Portugal é, sem dúvida, um País do futuro, que conseguiu conservar o melhor de si mesmo e ainda assim construir uma sociedade moderna, culta e preparada para os grandes desafios do futuro. Ainda que pequeno, tornou-se um País enorme.

Meio século de canções é muito tempo. Que balanço faz?

Não há maneira de fazer balanços num   espaço temporal tão amplo!   De   todo   este   tempo, restaram sensações tão soltas e díspares que é difícil emoldurá-las numa única

ideia. Mas continuo a sensação de que tudo está ainda por vir e que, se me falta algo, só pode ser aquilo que ainda está por chegar. Sempre fui uma pessoa que olha muito para a frente e pouco para o que ficou para trás. A vida de um artista existe apenas dentro da sua própria dinâmica, que é a da criação constante. Sem criação, fica apenas a existência.

Ainda assim, quais considera que foram os momentos altos da sua carreira?

Diria que há dois tipos de momentos altos. A felicidade de chegar e tocar as pessoas, influenciando-as e ajudando-as na sua própria busca, impelindo-as a serem melhores, mas também, numa outra perspetiva, ter conseguido produzir sempre obra artística, cruzando-me com outras pessoas que não influenciei mas que tiveram   grande   influência   em mim, permitindo-me satisfazer as minhas próprias necessidades intelectuais, culturais e emocionais.

O que gostaria de ter feito que ainda não fez?

Ao meu pai sempre ouvi dizer que   não   valia   de   nada   arrependermo-nos   do   que   fizemos,   mas   sim   do   que   não   foi feito. Aprendi muito depressa que os projetos de vida artística   só   servem   para   sabermos que não conseguiram defraudar-nos.
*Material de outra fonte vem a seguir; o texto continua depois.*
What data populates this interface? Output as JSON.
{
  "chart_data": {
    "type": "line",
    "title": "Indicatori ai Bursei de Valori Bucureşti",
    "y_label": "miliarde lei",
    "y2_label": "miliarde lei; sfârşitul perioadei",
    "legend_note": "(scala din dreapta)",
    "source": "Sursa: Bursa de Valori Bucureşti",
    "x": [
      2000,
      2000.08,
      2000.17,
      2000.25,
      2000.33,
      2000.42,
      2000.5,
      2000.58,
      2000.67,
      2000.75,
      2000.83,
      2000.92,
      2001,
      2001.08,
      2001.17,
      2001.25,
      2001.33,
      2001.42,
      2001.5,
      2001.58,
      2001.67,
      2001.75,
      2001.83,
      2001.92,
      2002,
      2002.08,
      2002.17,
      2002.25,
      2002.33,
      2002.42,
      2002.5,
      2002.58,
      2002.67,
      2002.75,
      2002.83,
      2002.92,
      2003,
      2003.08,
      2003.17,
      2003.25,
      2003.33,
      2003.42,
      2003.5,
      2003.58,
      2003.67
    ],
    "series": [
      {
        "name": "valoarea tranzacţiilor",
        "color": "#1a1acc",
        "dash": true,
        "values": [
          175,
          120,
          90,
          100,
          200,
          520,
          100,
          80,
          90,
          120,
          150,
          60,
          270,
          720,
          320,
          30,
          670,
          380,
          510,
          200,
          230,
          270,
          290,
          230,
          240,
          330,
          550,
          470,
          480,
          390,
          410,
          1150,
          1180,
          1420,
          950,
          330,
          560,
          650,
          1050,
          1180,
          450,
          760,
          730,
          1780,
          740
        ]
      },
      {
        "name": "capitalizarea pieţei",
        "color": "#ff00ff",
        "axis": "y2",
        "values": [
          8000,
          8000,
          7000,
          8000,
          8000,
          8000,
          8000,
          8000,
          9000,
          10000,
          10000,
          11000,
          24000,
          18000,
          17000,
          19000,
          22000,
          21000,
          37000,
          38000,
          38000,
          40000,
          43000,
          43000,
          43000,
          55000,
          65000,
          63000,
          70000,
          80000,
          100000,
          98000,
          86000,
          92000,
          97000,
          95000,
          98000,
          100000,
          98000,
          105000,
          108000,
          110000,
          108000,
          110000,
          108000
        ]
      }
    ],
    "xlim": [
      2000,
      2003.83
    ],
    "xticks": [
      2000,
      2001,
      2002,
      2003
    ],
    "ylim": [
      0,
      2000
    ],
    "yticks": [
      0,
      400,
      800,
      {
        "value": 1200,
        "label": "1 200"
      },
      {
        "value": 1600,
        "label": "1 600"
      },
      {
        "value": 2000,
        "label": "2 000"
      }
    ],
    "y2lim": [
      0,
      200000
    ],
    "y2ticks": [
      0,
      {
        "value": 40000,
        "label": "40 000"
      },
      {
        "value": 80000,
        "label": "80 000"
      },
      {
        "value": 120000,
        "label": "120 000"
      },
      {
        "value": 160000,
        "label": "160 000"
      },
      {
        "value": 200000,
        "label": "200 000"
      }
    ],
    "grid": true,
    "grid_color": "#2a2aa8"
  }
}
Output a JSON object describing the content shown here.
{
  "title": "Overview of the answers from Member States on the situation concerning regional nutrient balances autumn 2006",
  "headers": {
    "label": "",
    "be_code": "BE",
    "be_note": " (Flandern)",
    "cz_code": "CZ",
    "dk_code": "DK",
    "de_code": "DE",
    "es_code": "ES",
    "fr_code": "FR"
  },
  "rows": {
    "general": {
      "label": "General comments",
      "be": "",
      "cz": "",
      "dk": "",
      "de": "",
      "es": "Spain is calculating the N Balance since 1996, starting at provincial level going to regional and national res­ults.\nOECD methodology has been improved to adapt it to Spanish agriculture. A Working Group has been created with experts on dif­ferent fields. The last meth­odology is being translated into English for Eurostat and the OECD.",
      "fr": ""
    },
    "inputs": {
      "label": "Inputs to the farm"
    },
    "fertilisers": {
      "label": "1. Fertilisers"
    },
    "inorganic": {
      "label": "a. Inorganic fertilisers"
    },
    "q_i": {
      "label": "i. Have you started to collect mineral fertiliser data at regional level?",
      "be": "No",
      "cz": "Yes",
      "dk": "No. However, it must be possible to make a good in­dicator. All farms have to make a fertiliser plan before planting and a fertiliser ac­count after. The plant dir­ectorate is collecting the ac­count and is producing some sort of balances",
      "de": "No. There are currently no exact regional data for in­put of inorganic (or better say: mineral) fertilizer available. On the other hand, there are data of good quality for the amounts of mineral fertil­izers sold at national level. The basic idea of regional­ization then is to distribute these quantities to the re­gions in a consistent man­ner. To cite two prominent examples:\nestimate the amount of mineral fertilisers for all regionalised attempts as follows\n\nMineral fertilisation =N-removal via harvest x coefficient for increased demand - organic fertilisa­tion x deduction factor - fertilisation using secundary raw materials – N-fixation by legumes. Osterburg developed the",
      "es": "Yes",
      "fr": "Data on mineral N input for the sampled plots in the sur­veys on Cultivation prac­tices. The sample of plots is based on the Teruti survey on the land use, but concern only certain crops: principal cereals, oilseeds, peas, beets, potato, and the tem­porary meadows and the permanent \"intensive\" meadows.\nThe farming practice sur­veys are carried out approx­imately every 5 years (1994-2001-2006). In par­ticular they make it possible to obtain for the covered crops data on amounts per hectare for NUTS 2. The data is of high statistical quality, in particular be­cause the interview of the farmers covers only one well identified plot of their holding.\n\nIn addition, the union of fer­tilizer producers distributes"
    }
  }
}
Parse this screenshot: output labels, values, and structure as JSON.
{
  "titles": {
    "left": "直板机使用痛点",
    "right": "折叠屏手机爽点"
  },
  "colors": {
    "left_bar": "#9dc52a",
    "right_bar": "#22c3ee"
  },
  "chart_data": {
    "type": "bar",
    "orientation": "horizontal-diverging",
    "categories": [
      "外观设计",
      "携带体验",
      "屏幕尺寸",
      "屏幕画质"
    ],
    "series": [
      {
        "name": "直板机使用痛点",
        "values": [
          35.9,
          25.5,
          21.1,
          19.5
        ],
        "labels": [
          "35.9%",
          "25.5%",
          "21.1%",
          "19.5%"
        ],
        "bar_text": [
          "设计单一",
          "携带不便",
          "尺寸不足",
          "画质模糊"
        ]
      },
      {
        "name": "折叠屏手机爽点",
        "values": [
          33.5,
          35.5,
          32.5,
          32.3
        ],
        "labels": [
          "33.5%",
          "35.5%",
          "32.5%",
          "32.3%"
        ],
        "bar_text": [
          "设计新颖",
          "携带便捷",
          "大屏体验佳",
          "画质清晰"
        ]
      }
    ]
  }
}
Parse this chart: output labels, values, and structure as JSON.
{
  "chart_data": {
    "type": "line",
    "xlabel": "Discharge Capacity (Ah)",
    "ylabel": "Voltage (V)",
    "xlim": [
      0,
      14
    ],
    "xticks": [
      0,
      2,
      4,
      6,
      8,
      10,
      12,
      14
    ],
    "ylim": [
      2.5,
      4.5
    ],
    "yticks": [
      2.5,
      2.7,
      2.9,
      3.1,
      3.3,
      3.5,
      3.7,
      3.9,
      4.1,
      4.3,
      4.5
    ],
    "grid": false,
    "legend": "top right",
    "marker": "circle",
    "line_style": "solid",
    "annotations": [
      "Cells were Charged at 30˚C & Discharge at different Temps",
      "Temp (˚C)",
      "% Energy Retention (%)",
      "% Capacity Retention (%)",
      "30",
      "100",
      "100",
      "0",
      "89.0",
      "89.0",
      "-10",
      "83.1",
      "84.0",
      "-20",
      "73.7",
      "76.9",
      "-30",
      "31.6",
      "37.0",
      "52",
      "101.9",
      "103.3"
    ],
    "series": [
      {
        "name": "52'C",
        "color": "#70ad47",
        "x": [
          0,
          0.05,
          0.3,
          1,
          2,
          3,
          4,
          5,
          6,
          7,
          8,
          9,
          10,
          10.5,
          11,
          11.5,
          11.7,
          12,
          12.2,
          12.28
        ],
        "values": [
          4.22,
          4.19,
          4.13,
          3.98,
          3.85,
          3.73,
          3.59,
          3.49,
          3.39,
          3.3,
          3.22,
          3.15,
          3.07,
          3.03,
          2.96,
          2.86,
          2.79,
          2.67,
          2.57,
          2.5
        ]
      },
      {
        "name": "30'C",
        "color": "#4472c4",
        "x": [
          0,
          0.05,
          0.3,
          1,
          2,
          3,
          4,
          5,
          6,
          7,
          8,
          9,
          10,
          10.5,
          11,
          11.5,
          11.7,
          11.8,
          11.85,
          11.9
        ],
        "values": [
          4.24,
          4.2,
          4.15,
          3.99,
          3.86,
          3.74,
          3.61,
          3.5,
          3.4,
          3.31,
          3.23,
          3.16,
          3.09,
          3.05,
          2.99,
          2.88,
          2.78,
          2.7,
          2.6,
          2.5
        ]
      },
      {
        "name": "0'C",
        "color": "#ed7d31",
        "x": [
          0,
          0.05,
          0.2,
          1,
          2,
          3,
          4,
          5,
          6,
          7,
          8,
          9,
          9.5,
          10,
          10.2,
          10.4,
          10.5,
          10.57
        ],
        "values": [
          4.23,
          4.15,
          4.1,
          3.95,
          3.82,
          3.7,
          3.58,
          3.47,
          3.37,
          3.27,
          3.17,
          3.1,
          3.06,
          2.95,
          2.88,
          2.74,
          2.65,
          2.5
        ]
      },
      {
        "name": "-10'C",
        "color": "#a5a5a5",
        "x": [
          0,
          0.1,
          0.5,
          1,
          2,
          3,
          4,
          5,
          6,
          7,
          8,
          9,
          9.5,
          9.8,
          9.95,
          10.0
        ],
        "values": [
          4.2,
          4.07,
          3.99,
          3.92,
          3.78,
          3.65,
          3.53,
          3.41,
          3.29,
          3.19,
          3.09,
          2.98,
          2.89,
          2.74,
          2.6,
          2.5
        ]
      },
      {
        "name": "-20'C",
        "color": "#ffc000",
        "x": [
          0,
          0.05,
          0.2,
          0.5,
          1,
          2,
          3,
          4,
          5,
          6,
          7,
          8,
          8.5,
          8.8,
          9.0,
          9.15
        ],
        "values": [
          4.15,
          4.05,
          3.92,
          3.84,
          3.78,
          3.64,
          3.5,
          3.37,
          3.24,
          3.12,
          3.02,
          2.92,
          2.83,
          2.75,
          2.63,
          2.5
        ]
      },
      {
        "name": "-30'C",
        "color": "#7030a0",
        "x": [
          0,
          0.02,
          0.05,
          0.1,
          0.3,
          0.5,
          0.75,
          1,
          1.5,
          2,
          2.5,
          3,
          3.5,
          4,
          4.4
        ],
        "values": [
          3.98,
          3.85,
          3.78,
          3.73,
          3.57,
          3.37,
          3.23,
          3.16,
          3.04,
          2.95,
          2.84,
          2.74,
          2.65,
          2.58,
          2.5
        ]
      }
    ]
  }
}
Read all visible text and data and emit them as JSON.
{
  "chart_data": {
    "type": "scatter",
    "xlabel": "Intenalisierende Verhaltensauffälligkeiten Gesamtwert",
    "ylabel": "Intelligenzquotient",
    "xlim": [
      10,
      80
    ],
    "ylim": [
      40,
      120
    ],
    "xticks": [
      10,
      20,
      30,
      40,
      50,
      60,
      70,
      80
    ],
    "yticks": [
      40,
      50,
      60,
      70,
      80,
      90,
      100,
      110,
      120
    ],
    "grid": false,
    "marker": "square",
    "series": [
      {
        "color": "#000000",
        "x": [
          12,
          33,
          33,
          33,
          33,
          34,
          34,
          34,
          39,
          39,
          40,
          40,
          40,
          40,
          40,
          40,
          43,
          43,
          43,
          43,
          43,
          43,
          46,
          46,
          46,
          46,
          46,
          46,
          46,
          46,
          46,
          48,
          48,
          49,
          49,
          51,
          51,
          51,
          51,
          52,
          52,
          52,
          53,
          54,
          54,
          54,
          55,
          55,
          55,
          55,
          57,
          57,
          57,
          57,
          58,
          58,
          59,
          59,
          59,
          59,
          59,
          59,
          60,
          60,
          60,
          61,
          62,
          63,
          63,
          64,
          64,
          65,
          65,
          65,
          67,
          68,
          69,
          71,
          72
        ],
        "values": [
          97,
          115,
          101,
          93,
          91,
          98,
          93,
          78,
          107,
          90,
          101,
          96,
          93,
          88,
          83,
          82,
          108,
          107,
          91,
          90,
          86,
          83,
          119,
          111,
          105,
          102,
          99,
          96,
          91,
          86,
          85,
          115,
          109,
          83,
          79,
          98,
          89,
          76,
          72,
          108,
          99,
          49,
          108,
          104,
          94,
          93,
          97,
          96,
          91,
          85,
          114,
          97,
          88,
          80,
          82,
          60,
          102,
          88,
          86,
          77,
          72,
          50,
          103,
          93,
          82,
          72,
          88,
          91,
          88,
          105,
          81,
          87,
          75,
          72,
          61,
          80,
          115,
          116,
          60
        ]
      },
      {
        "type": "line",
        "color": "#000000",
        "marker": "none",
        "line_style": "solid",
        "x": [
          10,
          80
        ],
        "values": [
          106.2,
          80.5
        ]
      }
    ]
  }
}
Como começou a fazer música? Vem da infância?

A   minha   avó   era   soprano,   o meu tio-avô materno (Jacinto Guerrero)   era   um   compositor excecional e renomado de ópera e zarzuela e a minha mãe era uma cantora fantástica. Aprendi música ao lado delas, ao piano, e penso que será por isso que aos   72   anos   ainda   conservo   a minha voz.

Quis   sempre   ser   músico   ou quis ser outra coisa?

Sem pretensões nem falso orgulho, sempre quis ser músico até   porque   sempre   achei   que era isso que faria melhor. A universidade   foi   um   bálsamo   e uma parte importante da minha vida, sobretudo pela formação de caráter.

Há muito anos aprendeu a falar português. Ainda conhece algumas palavras?

Gosto muito de falar português e falo sempre que tenho oportunidade   para   o   fazer.   Leio muito e escuto a língua portuguesa quase diariamente. Nos concertos   que   faço   em   terras lusas não falo uma única palavra em castelhano.

Qual   a   palavra   portuguesa mais bonita que conhece?

Liberdade.

O que acha que falta ao Mundo para ser um lugar mais bonito?

Creio   que   nunca   teremos   um Mundo   muito   bonito.   Há   demasiadas desproporções e desigualdades.